The ADVANCE PLAN will be directed by Pogozelski and West at Geneseo, with the co-direction of faculty from three other COPLAC institutions: Chavonda Mills, interim associate dean of the College of Arts and Sciences at Georgia College; Rodriguez, assistant professor of biology at University of Virginia’s College at Wise, and Sally Wasileski, associate professor and chair of chemistry at the University of North Carolina Asheville. Cara Margherio, assistant director of the Center for Evaluation and Research for STEM Equity at the University of Washington, is signed on to the project to provide assessment and expertise.

Rodriguez explained that COPLAC members, like other institutions, face similar challenges that may contribute to inequities in the career success and advancement of their STEM faculty. The program will work to create institutional change within COPLAC by training administrators and department chairs to recognize bias, identify intersectional policies and solve issues that contribute to gender inequalities in STEM. The second objective is to provide professional support and networking to women STEM faculty through interest-based affinity groups within COPLAC to foster community, empowerment, research collaboration, mentoring, and solutions to overcoming gender-based barriers to career advancement.

Small colleges or universities may be geographically isolated, and many women professors may be the only person of their gender in the department or even in the region, she explained. The affinity groups may ease some of the isolation.
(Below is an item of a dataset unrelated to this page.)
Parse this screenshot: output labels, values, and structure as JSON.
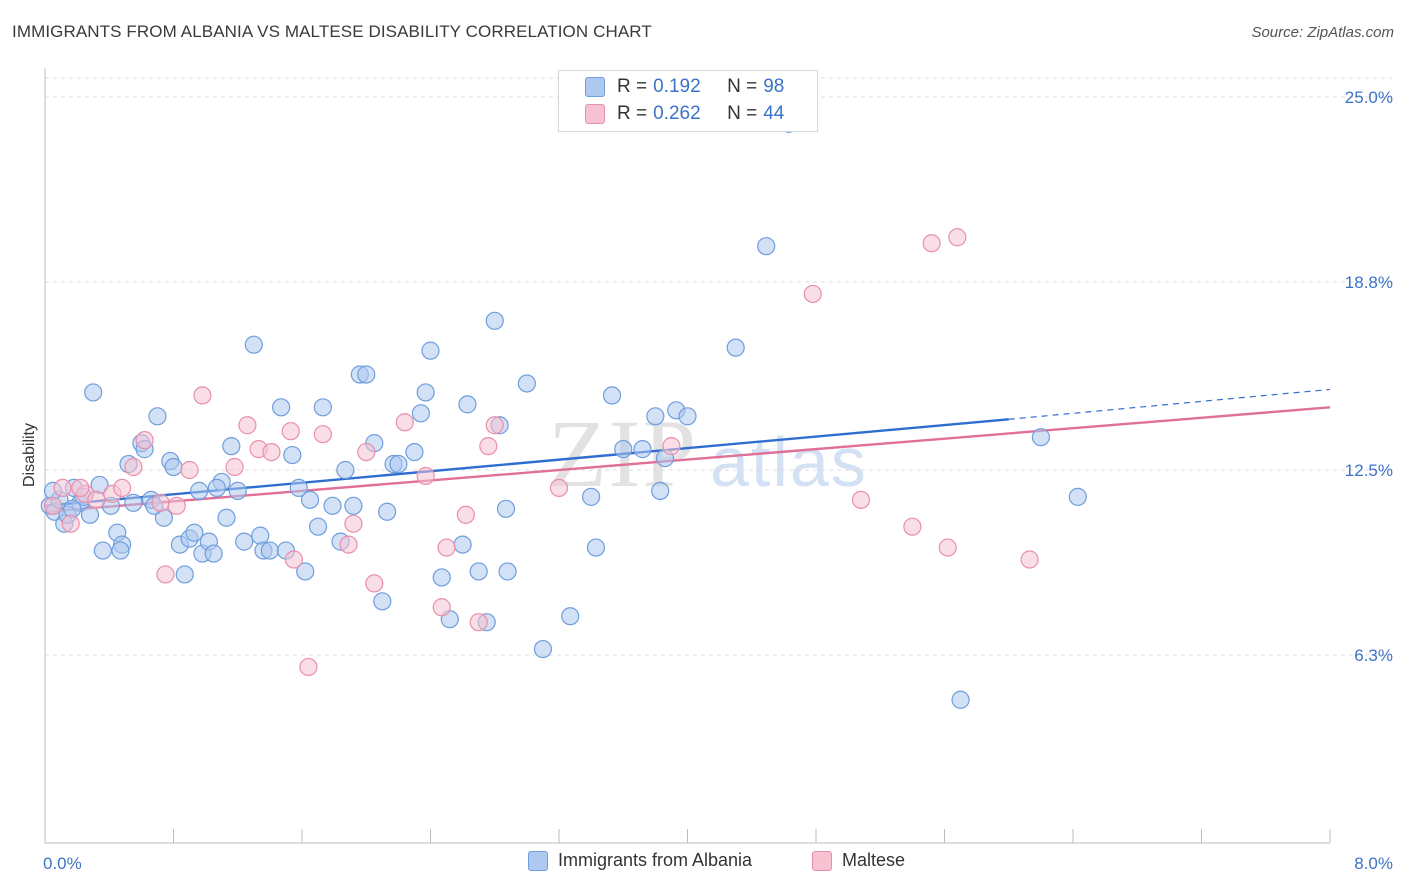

According to the news release by Geneseo, observational data and feedback surveys will help both tailor the training and assess its impact throughout the consortium. In addition, a series of research questions for both the professional development workshops and the affinity groups will address factors influencing the recruitment, retention, and advancement of women in STEM. The intent is to publish the findings and contribute to the understanding of the policies and factors that support the success of women and underrepresented groups.